El ministro subrayó que el escenario actual se caracteriza por «una enorme volatilidad» y que el Gobierno mantiene un seguimiento «constante» de los mercados.
No se comprometió con fechas ni con el tipo de instrumentos que podría activar, pero sí recordó que el Ejecutivo ya tiene a su disposición las herramientas desplegadas durante la crisis energética de 2022, provocada por la invasión rusa de Ucrania, y que estas podrían adaptarse en función de cómo evolucione el conflicto.
En aquel momento, el Gobierno aprobó una rebaja de 20 céntimos por litro en el precio de los carburantes en surtidor, que estuvo vigente durante buena parte del año.

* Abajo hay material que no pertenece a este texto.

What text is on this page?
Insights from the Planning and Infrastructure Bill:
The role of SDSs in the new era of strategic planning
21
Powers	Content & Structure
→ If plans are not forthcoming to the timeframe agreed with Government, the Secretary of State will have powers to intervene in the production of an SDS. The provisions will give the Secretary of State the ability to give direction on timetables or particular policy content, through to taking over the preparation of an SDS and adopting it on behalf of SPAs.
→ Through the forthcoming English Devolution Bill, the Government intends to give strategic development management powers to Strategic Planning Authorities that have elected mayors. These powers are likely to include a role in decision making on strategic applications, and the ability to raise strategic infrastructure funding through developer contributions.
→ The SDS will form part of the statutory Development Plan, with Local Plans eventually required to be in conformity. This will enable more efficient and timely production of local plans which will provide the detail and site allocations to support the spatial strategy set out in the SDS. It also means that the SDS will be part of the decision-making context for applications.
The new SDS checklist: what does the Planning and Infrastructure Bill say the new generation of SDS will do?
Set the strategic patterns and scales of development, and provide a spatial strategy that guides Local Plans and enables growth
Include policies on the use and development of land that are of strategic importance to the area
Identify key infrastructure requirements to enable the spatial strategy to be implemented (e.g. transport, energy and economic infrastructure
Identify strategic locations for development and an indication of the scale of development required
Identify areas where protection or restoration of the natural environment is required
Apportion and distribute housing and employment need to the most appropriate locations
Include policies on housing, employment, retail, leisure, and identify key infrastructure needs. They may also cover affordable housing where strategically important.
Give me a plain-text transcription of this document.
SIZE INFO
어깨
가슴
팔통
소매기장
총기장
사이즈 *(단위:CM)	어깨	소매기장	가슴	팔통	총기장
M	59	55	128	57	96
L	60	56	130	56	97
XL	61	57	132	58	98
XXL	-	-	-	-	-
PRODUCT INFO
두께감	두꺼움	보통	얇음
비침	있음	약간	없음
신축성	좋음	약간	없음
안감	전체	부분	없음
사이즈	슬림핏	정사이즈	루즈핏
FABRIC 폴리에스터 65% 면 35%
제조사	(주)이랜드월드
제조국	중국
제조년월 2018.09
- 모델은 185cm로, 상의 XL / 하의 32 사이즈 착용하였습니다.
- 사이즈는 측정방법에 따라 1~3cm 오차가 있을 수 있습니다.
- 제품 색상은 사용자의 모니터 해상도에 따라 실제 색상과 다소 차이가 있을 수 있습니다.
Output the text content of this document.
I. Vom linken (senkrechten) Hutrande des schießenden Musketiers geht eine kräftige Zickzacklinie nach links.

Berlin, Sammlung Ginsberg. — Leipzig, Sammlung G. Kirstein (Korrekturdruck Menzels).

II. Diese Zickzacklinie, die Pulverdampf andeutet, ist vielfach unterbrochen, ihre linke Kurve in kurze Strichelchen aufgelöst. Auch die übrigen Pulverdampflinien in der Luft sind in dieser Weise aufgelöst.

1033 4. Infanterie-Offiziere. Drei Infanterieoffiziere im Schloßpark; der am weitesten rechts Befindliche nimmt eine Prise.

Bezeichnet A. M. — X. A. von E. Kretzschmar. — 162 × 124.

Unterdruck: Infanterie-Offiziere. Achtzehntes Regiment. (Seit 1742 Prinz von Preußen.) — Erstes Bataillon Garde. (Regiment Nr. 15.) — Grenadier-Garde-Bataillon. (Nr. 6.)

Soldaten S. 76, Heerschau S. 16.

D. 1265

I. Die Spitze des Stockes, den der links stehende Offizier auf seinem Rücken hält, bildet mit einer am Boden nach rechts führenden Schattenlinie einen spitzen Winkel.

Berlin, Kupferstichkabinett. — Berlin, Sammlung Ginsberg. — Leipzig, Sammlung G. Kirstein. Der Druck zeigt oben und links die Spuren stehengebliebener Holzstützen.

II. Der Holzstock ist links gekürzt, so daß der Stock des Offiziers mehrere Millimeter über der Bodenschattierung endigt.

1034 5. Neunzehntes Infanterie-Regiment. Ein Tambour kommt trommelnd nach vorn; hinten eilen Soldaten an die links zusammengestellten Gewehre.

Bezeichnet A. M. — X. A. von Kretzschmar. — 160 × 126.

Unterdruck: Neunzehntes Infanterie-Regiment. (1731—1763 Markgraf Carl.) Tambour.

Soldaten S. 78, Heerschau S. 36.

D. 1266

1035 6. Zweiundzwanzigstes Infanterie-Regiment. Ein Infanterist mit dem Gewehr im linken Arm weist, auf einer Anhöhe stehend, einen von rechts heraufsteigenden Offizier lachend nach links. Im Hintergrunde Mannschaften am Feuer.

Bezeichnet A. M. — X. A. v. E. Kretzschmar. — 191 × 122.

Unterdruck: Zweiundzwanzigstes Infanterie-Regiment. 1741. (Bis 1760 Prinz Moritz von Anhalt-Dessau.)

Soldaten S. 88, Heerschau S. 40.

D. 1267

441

El Eurogrupo, primera cita europea para calibrar el golpe
La reunión del Eurogrupo de este lunes en Bruselas era la primera gran cita europea para calibrar las consecuencias económicas del conflicto. Su presidente, el ministro griego de Economía Kyriakos Pierrakakis, no ocultó que la situación es una prueba de fuego para la zona euro. «La energía va a ser un elemento central de nuestro debate», afirmó antes de entrar al encuentro. «El impacto sobre los precios de la energía ya es tangible y queremos ver cómo vamos a afrontar ese reto», añadió en declaraciones al programa Europe Today de Euronews, donde también planteó la idea de avanzar hacia un «mercado único europeo de la energía» como respuesta estructural.
Pierrakakis también aseguró que la UE ya está preparada para hacer frente a la crisis y que los ministros disponían de un «kit de herramientas» heredado de 2022. «Aún no hemos llegado a ese punto, pero las empresas y los hogares ya están dando señales de que necesitan apoyo a medida que suben los precios», advirtió.
Cuerpo, por su parte, defendió que el encuentro debía servir para compartir análisis sobre el impacto del conflicto y estudiar medidas de coordinación entre los Estados miembros: «Tenemos que aprovechar esta urgencia para avanzar en decisiones importantes tanto a corto como a medio plazo».
Además de la crisis energética, Cuerpo compareció ante sus homólogos europeos para informar sobre los avances del Laboratorio de Competitividad impulsado por España, orientado a la integración de los mercados de capitales de la zona euro, y para defender un proyecto de plataforma de titulación como instrumento de financiación a largo plazo.